As noted above, results from Walmart’s international division showed a marked deceleration from the consistent double-digit growth of recent years, as the segment reported a 1.3% drop in operating income to $1.47 billion. Second quarter net sales rose 2.9% to $32.96 billion, but would have expanded 4.4% to $33.4 billion at constant exchange rates.

For the half, International’s operating profit declined 2.9% to $2.72 billion as sales moved forward 2.9% to $65.96 billion. "Across our international markets, growth in consumer spending is under pressure," said Doug McMillon, president and CEO of Walmart International. "Consumers in both mature and emerging markets curbed their spending during the second quarter, and this led to softer-than-expected sales."

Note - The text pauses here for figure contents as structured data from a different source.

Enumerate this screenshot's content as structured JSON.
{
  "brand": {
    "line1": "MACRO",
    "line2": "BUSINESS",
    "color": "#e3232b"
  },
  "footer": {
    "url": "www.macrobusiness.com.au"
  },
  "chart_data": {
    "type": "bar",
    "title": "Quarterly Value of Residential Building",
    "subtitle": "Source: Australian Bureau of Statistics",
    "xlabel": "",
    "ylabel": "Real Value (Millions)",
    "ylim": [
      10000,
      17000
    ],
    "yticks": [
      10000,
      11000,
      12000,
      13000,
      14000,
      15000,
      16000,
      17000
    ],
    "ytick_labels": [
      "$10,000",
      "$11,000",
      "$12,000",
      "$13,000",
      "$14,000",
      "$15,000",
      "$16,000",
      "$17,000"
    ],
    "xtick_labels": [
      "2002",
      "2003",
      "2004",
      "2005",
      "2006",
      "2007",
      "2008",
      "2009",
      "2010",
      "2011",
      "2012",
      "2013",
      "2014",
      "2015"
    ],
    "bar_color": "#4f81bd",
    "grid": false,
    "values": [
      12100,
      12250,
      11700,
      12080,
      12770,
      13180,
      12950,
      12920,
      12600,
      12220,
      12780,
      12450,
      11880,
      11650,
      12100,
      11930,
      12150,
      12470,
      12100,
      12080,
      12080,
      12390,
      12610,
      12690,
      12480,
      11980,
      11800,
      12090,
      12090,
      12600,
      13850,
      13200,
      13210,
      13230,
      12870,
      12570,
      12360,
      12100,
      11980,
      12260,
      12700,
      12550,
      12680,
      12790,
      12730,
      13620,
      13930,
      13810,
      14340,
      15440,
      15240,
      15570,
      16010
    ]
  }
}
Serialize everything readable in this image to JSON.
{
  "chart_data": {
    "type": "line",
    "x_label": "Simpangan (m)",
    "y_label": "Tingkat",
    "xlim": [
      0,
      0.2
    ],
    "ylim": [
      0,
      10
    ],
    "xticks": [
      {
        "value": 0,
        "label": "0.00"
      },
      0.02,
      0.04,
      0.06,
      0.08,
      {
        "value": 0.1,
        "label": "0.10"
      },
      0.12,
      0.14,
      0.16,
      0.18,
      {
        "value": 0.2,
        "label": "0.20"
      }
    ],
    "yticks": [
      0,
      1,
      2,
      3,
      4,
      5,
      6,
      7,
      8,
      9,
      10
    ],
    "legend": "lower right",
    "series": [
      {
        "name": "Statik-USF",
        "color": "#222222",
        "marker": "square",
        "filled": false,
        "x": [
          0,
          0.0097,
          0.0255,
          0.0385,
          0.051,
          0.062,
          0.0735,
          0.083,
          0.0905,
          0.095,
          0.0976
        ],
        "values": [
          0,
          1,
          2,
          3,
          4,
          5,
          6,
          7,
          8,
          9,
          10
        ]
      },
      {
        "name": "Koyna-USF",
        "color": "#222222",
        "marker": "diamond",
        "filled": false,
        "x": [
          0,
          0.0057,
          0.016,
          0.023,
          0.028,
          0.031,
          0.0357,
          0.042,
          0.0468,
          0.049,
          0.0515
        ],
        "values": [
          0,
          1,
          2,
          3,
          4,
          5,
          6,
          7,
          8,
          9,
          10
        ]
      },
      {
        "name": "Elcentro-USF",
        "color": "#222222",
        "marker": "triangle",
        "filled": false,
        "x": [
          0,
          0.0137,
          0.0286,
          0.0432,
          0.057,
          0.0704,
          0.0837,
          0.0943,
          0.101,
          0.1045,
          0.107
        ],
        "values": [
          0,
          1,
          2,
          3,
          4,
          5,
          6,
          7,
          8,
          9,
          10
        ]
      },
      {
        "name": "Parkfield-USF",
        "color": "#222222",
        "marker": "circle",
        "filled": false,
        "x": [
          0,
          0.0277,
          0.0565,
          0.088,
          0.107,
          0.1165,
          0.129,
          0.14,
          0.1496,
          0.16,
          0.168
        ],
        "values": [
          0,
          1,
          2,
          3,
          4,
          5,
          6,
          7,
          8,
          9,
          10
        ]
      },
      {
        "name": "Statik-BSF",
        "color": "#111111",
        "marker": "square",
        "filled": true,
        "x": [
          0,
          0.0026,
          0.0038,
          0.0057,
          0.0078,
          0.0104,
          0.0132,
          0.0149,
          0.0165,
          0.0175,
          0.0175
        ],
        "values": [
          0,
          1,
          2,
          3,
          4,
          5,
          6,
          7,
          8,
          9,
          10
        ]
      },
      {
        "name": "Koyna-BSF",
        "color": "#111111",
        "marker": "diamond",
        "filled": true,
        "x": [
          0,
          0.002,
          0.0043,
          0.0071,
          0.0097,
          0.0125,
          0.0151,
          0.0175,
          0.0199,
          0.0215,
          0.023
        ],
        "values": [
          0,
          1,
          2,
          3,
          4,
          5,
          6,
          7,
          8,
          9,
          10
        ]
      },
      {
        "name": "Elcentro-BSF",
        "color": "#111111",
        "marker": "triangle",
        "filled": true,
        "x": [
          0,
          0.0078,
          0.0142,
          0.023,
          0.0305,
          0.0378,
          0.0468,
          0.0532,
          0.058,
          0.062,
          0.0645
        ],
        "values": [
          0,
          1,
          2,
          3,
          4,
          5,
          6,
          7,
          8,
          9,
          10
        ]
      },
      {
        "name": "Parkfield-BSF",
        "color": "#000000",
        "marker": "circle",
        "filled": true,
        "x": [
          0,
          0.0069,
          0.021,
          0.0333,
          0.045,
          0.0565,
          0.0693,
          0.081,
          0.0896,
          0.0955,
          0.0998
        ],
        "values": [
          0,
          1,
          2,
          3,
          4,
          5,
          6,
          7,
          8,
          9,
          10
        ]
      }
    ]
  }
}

With a disappointing quarter on the books at midyear, management has lowered its sights on both top- and bottom-line growth for the year.

Walmart projects that third quarter net earnings will range between $1.11 and $1.16 per diluted share, and expects earnings for the full fiscal year to come in between $5.10 and $5.30 a share, down from its previous forecast of $5.20 to $5.40 per share, while analysts are looking for $5.29 per share on average. Net sales, meanwhile, are now predicted to increase between 2% and 3%, compared with a prior prediction of 5% to 6% top-line growth.

"This guidance takes into account the challenging sales and operating environment," said chief financial officer Charles Holley. "As we’ve seen in the past, discrete tax items have had a meaningful impact on our effective tax rate and reported results in the back half of our fiscal years. We anticipate that a wider range of between 31% and 33% is now possible for our full-year effective tax rate, versus our previous range of 32% to 33%. In addition, we believe expenses for FCPA matters and compliance programs will be between $75 million and $80 million for both the third and fourth quarters."

As of July 31, the company operated 539 Walmart discount stores, 3,211 Supercenters, 621 Sam’s Clubs, 316 supermarkets (including the Neighborhood Market, Amigo and Supermercado banners), and 26 small-format stores (including Walmart Express, Walmart on Campus and Super Ahorros) in the United States. Internationally, Walmart operated a total of 6,242 units in Africa (366), Argentina (101), Brazil (566), Canada (380), Chile (334), China (396), Costa Rica (214), El Salvador (80), Guatemala (207), Honduras (74), India (20), Japan (437), Mexico (2,418), Nicaragua (80) and the United Kingdom (569).